Öncelikle Muharrem İnce’nin basın açıklamasında dikkat çeken unsurlar, Cumhurbaşkanı Erdoğan’a ve CHP’ye yönelik eleştirilerdi. Aslında İnce’nin, AKP’yi değil de yalnızca Erdoğan’ı eleştirmesi kendisini konumlandırdığı noktayı da gözler önüne serdi. İnce partiden ayrılarak yeni bir parti kuran biri gibi değil, Cumhurbaşkanı adayı gibi konuştu diyebiliriz.( Galiba “Memleket Hareketi”nden ziyade Muharrem İnce’yi tekrardan “Cumhurbaşkanı Adayı Yapma” hareketi var) Aslında senaryolarda İnce’nin yeni kurduğu partiden Cumhurbaşkanı adayı olması, 2’inci tura kalarak Erdoğan’la yarışması üzerine kuruluyor. Bunların dışında İnce’nin basın toplantısında Süleyman Demirel’in “Konuşan Türkiye” söylemini hatırlatarak Demirel üzerinden sağcılara selam çakması da ilginç bir noktaydı. CHP’yi eleştirme konusunda da AK Parti’nin de önüne geçen İnce; “’Mustafa Kemal Atatürk’ diyemeyenlerle yolumu ayırıyorum” diyerek, parti içi demokrasi konularında eleştirilerini sıraladı. FETÖ ile Sorosçuları da konuşmasına sıkıştırmayı başardı.
İnce’nin parti içi demokrasi eleştirileri başka bir yazının konusu ama kısaca değinmek istiyorum.
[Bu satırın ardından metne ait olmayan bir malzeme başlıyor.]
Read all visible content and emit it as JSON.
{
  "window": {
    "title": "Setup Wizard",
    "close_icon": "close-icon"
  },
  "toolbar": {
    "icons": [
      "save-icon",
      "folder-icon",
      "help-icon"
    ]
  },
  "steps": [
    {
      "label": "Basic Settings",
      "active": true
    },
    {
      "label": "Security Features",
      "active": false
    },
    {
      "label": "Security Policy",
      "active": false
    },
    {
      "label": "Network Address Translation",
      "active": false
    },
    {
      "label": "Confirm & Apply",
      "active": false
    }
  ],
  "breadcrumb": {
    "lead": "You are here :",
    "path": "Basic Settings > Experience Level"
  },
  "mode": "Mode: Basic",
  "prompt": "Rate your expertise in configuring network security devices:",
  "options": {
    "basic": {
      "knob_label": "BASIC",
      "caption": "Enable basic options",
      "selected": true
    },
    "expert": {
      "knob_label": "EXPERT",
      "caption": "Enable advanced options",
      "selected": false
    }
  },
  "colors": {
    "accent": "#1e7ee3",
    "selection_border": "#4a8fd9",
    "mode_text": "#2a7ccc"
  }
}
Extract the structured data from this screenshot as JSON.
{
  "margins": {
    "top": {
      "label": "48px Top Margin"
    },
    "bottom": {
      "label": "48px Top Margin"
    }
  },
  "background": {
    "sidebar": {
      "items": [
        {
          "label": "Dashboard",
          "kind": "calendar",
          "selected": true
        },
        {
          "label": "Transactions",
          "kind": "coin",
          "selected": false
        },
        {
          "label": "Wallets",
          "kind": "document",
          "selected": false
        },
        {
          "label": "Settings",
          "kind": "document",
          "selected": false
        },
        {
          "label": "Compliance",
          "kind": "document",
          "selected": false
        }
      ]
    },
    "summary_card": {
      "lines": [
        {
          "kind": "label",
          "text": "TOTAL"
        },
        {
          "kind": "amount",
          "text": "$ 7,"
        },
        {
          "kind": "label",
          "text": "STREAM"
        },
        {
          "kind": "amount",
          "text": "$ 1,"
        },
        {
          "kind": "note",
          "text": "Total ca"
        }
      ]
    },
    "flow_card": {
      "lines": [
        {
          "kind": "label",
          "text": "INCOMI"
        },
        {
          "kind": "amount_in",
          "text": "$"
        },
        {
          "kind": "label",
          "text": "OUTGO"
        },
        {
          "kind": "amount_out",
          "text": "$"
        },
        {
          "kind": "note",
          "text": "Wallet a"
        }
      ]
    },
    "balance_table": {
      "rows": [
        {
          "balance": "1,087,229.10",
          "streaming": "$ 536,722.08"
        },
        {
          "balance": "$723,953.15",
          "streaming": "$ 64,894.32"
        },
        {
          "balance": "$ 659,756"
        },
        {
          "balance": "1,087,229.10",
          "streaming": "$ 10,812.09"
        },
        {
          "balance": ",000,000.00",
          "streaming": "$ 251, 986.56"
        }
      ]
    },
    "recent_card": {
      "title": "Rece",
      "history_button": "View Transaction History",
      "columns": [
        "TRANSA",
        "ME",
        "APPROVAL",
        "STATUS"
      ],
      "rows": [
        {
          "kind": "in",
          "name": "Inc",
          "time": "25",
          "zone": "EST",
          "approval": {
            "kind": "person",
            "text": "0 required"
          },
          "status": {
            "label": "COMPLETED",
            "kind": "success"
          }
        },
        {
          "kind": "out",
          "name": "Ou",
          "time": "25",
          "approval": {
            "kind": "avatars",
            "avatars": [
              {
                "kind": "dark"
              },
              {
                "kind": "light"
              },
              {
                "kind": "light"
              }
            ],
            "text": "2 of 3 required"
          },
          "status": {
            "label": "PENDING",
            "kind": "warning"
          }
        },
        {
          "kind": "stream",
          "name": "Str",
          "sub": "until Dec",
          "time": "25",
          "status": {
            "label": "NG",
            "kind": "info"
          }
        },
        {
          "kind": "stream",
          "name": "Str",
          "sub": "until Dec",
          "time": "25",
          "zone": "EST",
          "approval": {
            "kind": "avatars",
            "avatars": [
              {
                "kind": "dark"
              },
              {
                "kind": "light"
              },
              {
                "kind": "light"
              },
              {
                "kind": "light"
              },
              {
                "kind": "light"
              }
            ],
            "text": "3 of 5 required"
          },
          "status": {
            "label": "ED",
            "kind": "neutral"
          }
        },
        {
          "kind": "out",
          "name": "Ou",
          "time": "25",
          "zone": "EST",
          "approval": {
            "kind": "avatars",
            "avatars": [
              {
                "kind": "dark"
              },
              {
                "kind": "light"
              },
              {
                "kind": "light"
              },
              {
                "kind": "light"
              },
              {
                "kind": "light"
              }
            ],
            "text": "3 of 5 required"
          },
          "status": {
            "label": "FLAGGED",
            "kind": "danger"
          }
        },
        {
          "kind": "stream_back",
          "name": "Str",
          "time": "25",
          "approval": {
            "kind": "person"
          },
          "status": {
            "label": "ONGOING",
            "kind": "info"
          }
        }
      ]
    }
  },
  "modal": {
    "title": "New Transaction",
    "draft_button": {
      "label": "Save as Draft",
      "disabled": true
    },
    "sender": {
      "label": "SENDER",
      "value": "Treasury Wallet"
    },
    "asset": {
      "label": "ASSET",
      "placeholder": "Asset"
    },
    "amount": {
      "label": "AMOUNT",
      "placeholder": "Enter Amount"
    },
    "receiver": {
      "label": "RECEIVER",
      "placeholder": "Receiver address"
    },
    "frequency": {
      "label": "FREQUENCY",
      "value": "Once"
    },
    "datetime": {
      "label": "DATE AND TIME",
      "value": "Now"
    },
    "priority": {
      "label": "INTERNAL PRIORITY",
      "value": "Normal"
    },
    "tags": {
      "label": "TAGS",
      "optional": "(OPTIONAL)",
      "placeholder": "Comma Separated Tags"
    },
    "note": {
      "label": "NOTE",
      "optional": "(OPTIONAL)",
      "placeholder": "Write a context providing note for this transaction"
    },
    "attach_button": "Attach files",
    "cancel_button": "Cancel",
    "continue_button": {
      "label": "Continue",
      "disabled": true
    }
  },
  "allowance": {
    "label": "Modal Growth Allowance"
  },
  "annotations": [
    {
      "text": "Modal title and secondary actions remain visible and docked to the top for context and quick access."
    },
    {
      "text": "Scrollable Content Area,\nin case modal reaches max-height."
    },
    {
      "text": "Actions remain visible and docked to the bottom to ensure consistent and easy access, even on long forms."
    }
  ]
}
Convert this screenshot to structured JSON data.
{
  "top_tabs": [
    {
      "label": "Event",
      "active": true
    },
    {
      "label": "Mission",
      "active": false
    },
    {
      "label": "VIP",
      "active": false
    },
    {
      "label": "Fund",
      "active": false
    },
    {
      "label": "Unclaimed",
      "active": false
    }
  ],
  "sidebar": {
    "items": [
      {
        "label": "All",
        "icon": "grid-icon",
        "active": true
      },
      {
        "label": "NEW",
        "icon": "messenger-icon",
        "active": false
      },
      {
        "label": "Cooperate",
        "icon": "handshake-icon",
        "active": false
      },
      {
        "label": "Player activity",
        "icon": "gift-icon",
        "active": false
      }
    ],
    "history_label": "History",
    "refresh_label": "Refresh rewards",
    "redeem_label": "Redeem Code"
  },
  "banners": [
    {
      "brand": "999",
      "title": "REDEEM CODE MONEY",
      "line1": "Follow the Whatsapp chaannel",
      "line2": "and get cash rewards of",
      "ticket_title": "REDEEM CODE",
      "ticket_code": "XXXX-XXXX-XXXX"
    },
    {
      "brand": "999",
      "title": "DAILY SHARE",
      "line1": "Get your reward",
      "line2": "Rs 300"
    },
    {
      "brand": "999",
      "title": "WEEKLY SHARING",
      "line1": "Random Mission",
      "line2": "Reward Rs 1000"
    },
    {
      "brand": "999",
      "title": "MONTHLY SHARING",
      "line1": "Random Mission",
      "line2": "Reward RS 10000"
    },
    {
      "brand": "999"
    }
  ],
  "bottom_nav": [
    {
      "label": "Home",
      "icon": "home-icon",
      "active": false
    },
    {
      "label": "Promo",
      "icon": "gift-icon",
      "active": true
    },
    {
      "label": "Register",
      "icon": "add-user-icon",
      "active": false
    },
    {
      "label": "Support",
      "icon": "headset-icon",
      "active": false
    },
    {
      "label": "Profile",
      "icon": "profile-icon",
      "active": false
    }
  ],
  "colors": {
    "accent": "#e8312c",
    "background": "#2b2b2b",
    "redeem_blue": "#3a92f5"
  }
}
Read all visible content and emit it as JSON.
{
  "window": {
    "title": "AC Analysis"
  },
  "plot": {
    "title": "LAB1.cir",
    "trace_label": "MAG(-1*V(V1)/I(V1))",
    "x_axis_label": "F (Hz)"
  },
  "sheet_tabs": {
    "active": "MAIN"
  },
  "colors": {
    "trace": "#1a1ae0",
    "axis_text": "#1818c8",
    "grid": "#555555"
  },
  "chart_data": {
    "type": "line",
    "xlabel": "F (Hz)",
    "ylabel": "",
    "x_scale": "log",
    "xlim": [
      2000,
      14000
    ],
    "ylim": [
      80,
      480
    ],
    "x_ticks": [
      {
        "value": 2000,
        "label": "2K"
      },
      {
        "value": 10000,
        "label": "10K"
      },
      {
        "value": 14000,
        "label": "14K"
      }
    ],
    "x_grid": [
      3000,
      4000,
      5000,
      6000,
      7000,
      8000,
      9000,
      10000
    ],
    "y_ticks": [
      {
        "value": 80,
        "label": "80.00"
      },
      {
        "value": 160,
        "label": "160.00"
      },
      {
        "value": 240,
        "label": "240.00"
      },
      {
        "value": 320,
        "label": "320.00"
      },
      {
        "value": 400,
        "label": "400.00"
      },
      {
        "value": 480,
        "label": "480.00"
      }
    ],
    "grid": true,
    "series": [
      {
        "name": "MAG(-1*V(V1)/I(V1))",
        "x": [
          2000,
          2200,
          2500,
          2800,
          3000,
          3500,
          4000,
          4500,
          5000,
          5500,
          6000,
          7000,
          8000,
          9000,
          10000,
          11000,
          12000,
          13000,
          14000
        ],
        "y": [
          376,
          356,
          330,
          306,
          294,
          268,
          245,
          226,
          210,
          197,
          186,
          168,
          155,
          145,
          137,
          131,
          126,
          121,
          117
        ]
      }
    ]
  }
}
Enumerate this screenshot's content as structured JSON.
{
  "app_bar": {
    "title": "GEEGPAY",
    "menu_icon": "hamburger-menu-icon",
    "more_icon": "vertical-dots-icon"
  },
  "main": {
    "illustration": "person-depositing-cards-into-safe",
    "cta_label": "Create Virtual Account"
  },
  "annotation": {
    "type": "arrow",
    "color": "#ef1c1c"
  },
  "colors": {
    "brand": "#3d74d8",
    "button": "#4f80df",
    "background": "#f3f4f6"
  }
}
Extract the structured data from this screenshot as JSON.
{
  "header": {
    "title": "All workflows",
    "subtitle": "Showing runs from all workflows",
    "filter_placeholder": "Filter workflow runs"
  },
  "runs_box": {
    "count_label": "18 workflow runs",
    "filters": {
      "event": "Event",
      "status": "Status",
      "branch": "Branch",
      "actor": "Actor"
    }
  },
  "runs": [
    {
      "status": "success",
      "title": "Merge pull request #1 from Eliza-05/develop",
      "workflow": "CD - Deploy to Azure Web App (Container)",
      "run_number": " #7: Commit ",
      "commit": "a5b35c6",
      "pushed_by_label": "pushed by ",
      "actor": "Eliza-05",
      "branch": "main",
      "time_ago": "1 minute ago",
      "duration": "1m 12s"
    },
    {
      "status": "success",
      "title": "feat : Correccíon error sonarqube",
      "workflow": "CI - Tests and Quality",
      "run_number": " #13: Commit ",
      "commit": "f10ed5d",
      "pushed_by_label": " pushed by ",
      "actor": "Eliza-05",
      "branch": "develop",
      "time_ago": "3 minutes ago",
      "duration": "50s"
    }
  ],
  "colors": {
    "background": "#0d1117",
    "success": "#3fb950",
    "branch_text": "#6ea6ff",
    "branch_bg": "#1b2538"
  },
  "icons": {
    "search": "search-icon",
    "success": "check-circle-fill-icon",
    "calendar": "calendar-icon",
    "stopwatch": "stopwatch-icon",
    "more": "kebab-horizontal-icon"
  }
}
Öncelikle genel başkanı, il ve ilçe başkanlarını parti üyeleri belirlemeli ama bu üyeler yalnızca form doldurmuş kişiler değil, parti için alanda çalışan, politika üreten kısacası partide bir kimliği, karnesi olan kişiler olmalı. Belediye başkanları, milletvekilleri yukarıda anlattığım üyeler tarafından belirlenmeli ama aday adaylarının promosyon, yemek, gece gibi ekonomik gücünü kullanarak propaganda yapmaları belirli ilkelere bağlanmalı, aday adayları eşit koşullarda yarışmalı. Bir önceki dönem Balıkesir’deki milletvekilliği önseçiminde pusulaya 9 isim (İlin milletvekili sayısı kadar) isim yazıldığı için aday adaylarının birbirleriyle ittifaklar kurmasına, bu kurdukları ittifakları son dakikada bozmalarına tanıklık ettik. Bir de bu konuda Balıkesir gibi büyük iller 3 bölgeye ayrılmalı. “Parti içi demokrasi” başlığı altında çok anlatılacak konu var ancak yazıyı uzatmamak adına kısaca yukarıda yazdığım şekliyle özetleyelim: Delege değil, partiye emek veren üyeler her alanda belirleyici olmalı. Sahi! Muharrem İnce Cumhurbaşkanı Adayı yapılırken parti içi demokrasi gözetildi mi?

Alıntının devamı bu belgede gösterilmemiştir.